Naast het architecturale is er natuurlijk de natuurlijke schoonheid, de zee, die de hoofdrol zal spelen op onze reis. Het was aangenaam vertoeven op het kiezelstrand, met frisse, gezonde lucht en een heerlijke zon. Het was weliswaar vreemd om opnieuw toerist te zijn. Zeker die eerste uren ging dat niet zonder een licht schuldgevoel, alsof we iets bizar of verkeerd deden. Maar dat beterde met elke stap richting datgene wat tot voor kort vanzelfsprekend was.
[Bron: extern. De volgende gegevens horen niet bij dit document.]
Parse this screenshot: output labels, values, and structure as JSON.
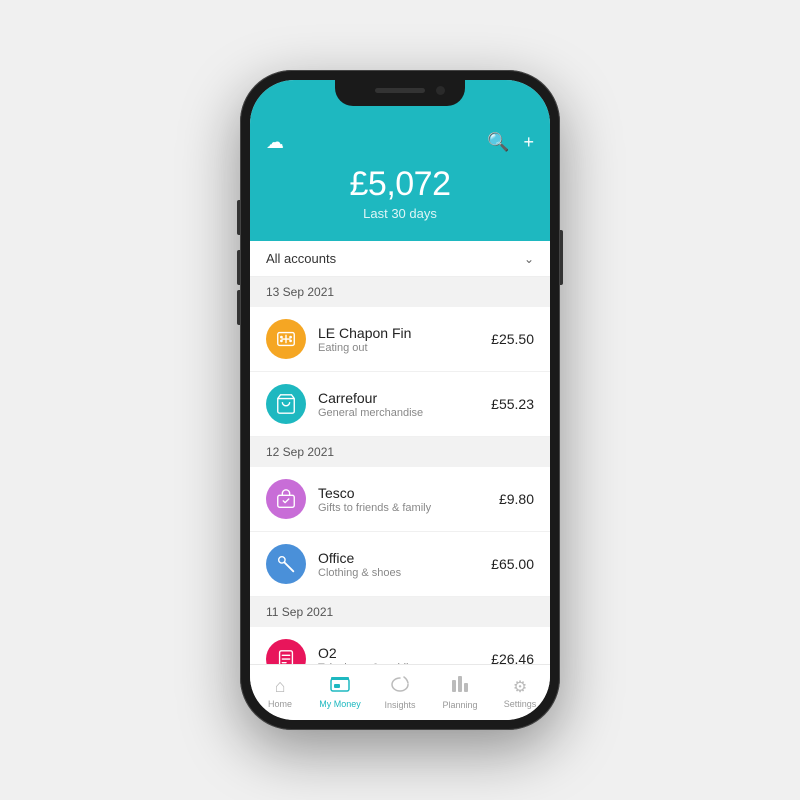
{
  "phone": {
    "header": {
      "cloud_icon": "☁",
      "search_icon": "🔍",
      "add_icon": "+",
      "balance": "£5,072",
      "balance_label": "Last 30 days"
    },
    "filter": {
      "label": "All accounts",
      "chevron": "⌄"
    },
    "sections": [
      {
        "date": "13 Sep 2021",
        "transactions": [
          {
            "name": "LE Chapon Fin",
            "category": "Eating out",
            "amount": "£25.50",
            "icon_color": "orange",
            "icon_emoji": "🍽"
          },
          {
            "name": "Carrefour",
            "category": "General merchandise",
            "amount": "£55.23",
            "icon_color": "teal",
            "icon_emoji": "🧺"
          }
        ]
      },
      {
        "date": "12 Sep 2021",
        "transactions": [
          {
            "name": "Tesco",
            "category": "Gifts to friends & family",
            "amount": "£9.80",
            "icon_color": "pink-purple",
            "icon_emoji": "🎁"
          },
          {
            "name": "Office",
            "category": "Clothing & shoes",
            "amount": "£65.00",
            "icon_color": "blue",
            "icon_emoji": "🔑"
          }
        ]
      },
      {
        "date": "11 Sep 2021",
        "transactions": [
          {
            "name": "O2",
            "category": "Telephone & mobile",
            "amount": "£26.46",
            "icon_color": "hot-pink",
            "icon_emoji": "📄"
          }
        ]
      }
    ],
    "nav": [
      {
        "label": "Home",
        "icon": "⌂",
        "active": false
      },
      {
        "label": "My Money",
        "icon": "💳",
        "active": true
      },
      {
        "label": "Insights",
        "icon": "☁",
        "active": false
      },
      {
        "label": "Planning",
        "icon": "📊",
        "active": false
      },
      {
        "label": "Settings",
        "icon": "⚙",
        "active": false
      }
    ]
  }
}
We bezochten ook het plaatselijk kunstmuseum, waar de focus hoofdzakelijk op de impressionisten lag. Ik zag er enkele speciale en mooie ontdekkingen, maar Sara was vooral gecharmeerd door de maquettefoto’s van de Belgische kunstenaar en fotograaf Philippe de Gobert. Hij liet zich inspireren door het verwoeste oorlogslandschap en de heropbouw van de stad. Het zorgt voor sfeervolle, bevreemdende taferelen.

Terug als vanouds

Na een wandeling langs de haven en de jachthaven, alwaar op spectaculaire wijze plezierboten in en uit het water werden geholpen, was het tijd om eten te zoeken. Vorige reis hadden we van de geneugten van de demi-pension kunnen genieten, waardoor de soms tergende zoektocht naar een geschikt restaurant wegviel. Nu botsten we weer op de keuzestress. Uiteindelijk keerden we terug naar een oude traditie en gingen we de Indische toer op. Al bij al was het een mooie start in Le Havre. We waren klaar voor het echte werk.

Het eten

We aten in restaurant Taj Mahal, alwaar ik het menu nam met Samossa, lam in currysaus en een gierstmeelgebak.

Het verblijf

Voor het gemak kozen we een hotel dicht bij het station. Ibis Centre doet wat je verwacht van een keten. Het is proper en comfortabel.